David Einhorn’s firm returned 22.1%, bringing the firm’s annual returns to 13.1% over Greenlight’s 27-year history.
But Einhorn is ruing a missed opportunity at a “great” year. In a letter to investors seen by Business Insider, he said his short bets against companies he believed were overvalued went haywire.
“Bubble-like conditions returned for the most speculative stocks, and a handful of our shorts went parabolic,” he wrote. Artificial intelligence advances caused a frenzy in many tech stocks last year, propelling massive gains for some of the largest companies in the world.
Einhorn did not name the four short positions in the letter that helped drag the entire short book down 25.6% last year but called the performance “disgusting.” The firm’s long positions, meanwhile were up 48% after fees.
The short positions were not new ones.

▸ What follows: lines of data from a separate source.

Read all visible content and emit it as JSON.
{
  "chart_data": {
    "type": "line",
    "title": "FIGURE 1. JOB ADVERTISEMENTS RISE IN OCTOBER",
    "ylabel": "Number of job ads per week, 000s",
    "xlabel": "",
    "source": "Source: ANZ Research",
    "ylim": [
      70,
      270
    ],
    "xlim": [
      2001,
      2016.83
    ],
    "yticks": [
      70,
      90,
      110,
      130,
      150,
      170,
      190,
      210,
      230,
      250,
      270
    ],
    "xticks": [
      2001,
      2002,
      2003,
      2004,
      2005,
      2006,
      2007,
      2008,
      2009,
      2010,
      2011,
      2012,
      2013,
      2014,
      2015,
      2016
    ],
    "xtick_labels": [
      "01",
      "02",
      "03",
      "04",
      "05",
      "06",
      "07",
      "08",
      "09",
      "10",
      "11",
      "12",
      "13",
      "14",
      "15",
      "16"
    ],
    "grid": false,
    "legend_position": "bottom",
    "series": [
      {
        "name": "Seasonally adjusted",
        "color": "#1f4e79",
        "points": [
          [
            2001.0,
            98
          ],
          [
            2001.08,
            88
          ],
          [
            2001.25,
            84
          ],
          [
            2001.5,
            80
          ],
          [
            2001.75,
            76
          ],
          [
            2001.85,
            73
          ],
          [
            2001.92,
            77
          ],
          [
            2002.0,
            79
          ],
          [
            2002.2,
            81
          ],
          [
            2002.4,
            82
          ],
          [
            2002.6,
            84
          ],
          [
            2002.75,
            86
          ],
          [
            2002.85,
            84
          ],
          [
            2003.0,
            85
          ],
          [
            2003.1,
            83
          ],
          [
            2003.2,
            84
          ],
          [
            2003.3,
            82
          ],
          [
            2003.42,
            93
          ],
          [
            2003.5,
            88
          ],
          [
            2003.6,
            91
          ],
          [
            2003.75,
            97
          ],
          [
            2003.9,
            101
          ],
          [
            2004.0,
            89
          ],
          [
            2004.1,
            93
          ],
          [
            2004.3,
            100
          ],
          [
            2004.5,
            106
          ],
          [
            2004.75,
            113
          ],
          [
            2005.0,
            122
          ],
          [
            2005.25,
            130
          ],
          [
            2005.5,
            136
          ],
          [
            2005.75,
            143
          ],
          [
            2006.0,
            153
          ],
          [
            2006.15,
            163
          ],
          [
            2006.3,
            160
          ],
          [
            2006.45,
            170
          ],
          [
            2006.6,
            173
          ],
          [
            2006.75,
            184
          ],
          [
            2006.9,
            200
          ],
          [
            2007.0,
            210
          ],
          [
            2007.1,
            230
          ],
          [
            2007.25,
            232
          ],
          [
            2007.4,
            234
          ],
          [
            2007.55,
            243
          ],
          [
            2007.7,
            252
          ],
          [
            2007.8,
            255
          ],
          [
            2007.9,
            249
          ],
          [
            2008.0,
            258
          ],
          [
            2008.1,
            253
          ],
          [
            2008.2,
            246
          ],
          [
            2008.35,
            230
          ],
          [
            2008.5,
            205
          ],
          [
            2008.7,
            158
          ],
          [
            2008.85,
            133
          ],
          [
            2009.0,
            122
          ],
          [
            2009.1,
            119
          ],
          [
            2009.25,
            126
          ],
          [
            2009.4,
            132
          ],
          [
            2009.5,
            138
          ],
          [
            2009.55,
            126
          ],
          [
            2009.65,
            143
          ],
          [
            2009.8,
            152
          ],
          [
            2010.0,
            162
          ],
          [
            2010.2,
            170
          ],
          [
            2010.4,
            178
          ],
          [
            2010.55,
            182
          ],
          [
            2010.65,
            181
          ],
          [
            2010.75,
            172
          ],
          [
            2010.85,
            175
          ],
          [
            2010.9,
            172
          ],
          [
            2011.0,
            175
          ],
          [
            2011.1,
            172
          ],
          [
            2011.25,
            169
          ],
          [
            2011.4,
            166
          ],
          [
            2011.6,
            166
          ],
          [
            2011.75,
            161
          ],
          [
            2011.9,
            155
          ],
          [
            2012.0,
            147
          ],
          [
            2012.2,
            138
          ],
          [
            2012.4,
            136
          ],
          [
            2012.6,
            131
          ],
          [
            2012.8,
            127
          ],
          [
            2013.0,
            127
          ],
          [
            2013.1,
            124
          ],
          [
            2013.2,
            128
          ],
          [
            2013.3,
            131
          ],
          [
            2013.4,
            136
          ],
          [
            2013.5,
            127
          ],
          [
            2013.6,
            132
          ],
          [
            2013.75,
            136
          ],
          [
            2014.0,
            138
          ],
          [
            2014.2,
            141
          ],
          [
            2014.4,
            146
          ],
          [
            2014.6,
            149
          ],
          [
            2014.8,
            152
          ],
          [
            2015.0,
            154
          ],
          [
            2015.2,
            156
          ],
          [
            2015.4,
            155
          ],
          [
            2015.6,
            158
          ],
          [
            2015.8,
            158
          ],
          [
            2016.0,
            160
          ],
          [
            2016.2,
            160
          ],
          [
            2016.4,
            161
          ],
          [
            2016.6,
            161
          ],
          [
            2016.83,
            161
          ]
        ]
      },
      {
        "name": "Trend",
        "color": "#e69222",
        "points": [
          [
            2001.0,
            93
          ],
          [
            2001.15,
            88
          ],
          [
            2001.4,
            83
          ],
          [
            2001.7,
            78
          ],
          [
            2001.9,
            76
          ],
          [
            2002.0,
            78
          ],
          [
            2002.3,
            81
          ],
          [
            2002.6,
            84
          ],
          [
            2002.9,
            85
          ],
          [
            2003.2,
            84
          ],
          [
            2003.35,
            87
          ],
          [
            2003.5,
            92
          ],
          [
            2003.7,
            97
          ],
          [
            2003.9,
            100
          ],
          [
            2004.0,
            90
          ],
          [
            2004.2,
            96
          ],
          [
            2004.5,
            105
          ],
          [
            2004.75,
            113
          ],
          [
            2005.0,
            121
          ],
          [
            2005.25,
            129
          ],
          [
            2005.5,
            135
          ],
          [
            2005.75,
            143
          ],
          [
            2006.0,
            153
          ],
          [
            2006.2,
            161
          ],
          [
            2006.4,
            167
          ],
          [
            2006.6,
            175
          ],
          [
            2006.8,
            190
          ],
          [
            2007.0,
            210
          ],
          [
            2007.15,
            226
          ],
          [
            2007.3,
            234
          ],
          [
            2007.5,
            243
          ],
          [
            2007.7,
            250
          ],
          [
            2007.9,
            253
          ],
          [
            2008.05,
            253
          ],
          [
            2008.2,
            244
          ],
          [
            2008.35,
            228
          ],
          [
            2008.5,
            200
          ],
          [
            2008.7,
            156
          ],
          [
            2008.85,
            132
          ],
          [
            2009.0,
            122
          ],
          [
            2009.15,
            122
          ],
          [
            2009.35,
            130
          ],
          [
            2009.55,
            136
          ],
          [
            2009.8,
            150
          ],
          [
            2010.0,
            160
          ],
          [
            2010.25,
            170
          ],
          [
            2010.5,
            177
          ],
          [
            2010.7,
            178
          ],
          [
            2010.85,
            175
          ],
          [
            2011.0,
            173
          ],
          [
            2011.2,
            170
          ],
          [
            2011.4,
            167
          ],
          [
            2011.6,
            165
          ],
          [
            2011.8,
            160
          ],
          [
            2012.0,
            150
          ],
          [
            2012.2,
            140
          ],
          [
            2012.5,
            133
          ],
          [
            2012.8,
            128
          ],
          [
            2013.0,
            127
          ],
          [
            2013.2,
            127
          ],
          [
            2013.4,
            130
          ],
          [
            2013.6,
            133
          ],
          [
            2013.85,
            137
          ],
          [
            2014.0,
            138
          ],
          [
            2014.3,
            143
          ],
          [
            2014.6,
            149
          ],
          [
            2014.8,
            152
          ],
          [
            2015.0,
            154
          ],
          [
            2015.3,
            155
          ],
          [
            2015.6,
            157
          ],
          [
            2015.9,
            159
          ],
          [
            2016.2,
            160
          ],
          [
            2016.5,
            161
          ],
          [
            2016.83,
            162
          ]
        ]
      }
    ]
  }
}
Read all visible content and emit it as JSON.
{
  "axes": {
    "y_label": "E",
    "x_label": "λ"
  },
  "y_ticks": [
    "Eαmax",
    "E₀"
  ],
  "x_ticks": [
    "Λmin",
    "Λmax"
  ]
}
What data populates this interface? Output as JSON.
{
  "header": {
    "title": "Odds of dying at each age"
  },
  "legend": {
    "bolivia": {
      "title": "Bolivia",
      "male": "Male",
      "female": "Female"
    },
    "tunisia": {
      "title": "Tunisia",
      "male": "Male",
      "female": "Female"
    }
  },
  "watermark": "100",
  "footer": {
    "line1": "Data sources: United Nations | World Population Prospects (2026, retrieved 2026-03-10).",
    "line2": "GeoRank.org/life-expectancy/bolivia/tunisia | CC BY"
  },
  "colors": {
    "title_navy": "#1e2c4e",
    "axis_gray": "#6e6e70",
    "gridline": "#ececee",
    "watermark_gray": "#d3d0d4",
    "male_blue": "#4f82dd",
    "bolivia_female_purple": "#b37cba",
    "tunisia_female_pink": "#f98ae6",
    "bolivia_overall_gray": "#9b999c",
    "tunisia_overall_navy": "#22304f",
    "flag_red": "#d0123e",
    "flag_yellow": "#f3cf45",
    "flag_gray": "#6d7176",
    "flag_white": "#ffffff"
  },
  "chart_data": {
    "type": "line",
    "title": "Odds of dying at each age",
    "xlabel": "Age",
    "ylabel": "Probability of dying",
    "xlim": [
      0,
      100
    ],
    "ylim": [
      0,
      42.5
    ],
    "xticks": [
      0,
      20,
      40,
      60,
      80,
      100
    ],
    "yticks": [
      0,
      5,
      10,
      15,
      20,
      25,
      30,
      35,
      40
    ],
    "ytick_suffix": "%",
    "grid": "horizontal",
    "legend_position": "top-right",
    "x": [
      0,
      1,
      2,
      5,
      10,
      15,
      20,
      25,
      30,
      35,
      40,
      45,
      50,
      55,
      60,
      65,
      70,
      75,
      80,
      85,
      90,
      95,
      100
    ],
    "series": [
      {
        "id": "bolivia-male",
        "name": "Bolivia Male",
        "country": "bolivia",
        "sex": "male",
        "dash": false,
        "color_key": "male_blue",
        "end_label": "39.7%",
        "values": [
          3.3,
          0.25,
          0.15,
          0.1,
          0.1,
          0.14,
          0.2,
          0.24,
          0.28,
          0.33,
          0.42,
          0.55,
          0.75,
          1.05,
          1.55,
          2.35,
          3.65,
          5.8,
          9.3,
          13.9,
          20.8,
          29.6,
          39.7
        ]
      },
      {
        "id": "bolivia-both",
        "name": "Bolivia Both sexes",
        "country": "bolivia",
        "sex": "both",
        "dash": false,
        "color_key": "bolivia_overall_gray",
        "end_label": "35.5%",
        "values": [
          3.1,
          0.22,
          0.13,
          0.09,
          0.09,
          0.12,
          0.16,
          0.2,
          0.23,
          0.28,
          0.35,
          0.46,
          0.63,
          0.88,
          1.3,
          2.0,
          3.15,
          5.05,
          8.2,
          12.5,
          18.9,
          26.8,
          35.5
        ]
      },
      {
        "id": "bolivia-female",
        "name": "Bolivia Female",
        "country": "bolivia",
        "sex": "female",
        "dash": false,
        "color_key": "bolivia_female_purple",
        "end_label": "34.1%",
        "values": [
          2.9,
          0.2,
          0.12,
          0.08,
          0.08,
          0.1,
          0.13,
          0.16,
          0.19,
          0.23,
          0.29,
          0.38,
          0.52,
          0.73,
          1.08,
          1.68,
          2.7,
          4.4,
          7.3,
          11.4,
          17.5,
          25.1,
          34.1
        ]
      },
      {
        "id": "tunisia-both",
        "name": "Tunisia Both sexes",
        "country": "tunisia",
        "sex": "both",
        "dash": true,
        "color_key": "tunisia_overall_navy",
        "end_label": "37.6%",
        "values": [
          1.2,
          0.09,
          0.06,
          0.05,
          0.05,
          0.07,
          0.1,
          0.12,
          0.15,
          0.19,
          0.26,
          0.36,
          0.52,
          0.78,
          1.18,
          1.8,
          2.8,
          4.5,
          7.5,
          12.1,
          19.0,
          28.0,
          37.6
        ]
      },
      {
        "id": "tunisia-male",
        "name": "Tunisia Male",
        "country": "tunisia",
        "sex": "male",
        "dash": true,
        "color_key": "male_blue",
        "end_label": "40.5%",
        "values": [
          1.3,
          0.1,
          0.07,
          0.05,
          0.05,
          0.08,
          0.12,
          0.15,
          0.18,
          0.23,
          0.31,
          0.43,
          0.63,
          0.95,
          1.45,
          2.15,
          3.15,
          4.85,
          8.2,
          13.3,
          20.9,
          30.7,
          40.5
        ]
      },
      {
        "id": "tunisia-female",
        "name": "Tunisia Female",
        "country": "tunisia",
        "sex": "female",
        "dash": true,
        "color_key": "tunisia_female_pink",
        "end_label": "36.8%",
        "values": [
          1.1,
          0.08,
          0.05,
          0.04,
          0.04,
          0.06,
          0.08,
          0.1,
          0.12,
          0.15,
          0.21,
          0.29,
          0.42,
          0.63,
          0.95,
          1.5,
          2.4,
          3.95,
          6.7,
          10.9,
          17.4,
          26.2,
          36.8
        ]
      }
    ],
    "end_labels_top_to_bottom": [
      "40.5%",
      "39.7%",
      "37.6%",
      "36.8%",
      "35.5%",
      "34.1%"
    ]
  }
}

He wrote that three of the four big losers were winners for the portfolio last year.
“2023 was a different story. One short doubled, two more than quadrupled, and the last one went up more than tenfold,” he wrote.
Short-sellers who expected a big market sell-off last year in the face of rising interest rates worldwide were shocked when the overall stock market surged more than 24%. Industry data firm S3 noted that short-sellers had paper losses of nearly $195 billion last year after earning $300 billion in 2022.
Einhorn’s frustrations with his portfolio are clear in the letter. He wrote that “only one of the four companies is profitable, and that one saw its 2023 earnings estimates cut by more than 40% over the course of the year” — but the stocks only grew more overvalued throughout the year.
The firm hasn’t given up on its theses for these stocks despite the rough year.
“Should the world come to see these companies as we do, we are positioned to recover some of our losses in these shorts in 2024,” he wrote.
Einhorn in the past has been a vocal short-seller of Elon Musk’s Tesla, sparring with the billionaire publicly, and took out put options on the automaker in early 2022, but the descriptions of the four positions in the letter do not match that of Tesla.
The firm declined to identify the four positions when asked by Business Insider or offer any additional comment on the letter. Sectors the manager expects will grow include the defense industry due to conflicts around the world.
“The ongoing wars are depleting ammunition stockpiles. We believe this sector is likely to perform well due to both possible escalation of hostilities and the need to replenish ammunition. As we disclosed in our last letter, we have established a large position in oil futures,” he wrote.